Hana berdecak kecewa. "Terlalu biasa. Aku ingin sebuah kejutan."
"Iya, iya. Apa yang kau inginkan, aku penuhi."
"Janji? Awas kalau kau membohongiku."
"Seorang Park Jihoon tidak pernah mengingkari janjinya," ujar Jihoon sambil tersenyum kemudian melirik jam di layar bagian atas. "Sudah malam, Hana. Istirahatlah."
"Oh, iya. Aku lupa kalau besok masih harus berangkat pagi. Kalau begitu—"

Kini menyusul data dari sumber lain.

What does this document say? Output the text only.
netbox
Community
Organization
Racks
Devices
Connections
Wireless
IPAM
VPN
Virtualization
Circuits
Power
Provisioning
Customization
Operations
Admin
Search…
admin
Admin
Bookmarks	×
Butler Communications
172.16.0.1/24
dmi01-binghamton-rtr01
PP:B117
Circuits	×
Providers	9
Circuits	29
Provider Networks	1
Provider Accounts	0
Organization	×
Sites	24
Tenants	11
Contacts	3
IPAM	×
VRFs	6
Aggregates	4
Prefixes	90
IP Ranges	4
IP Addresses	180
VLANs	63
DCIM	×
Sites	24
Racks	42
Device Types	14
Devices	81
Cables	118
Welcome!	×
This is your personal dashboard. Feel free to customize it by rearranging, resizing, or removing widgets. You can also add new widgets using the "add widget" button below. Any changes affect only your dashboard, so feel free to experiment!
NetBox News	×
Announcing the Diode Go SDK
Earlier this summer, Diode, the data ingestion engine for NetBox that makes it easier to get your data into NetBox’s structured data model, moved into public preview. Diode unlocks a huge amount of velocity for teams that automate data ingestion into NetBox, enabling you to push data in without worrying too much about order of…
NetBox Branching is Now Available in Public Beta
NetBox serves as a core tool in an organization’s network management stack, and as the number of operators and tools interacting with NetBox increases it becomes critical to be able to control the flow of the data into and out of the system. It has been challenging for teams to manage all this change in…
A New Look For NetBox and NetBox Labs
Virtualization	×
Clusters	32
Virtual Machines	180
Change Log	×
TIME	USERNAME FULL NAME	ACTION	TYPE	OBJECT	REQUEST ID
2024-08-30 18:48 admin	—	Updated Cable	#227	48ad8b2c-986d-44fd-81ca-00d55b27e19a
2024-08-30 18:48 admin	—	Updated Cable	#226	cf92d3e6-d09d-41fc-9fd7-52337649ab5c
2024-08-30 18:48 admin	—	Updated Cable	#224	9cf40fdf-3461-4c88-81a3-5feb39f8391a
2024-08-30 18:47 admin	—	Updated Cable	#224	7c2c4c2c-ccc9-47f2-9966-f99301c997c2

"Hana...," sela Jihoon, "aku tidak tahu apa masih pantas mengatakan hal ini atau tidak. Boleh aku mengatakan kalau aku merindukanmu?"
Ia tersenyum. "Jihoon-ah ...," kata Hana sambil mendekatkan wajahnya ke layar ponsel, "nado bogoshipo."
🍁🍁
Napas lelaki itu terdengar terengah-engah saat sudah sampai di depan pintu kamar. Pakaiannya setengah basah, rambutnya pun demikian. Sementara itu, seseorang yang baru saja memutus sambungan teleponnya menoleh dengan santai.
"Kau habis main air?" tanya Jihoon sambil meletakkan ponsel itu di atas bantalnya.
Lelaki itu tidak menjawab. Ia hanya meletakkan benda yang dibawanya itu ke atas meja dengan agak kasar. Woojin mengacak-acakkan rambutnya yang basah sambil berdecak kesal.
"Kau bilang main air? Di luar hujan dan bahkan aku tak bisa menghubungimu," protesnya. Dengan sengaja, Woojin memainkan rambutnya hingga air itu mengenai wajah Jihoon kemudian ia tertawa kecil.
"Ya!" Refleks, Jihoon mengusap wajahnya.
"Untung eomma-mu membukakan pintu untukku. Kalau tidak, aku akan tidur di depan rumahmu." Lelaki itu duduk di samping Jihoon.
"Sebenarnya apa yang kau lakukan?" sambungnya.
"Bertemu masa depan," jawab Jihoon sambil tersenyum.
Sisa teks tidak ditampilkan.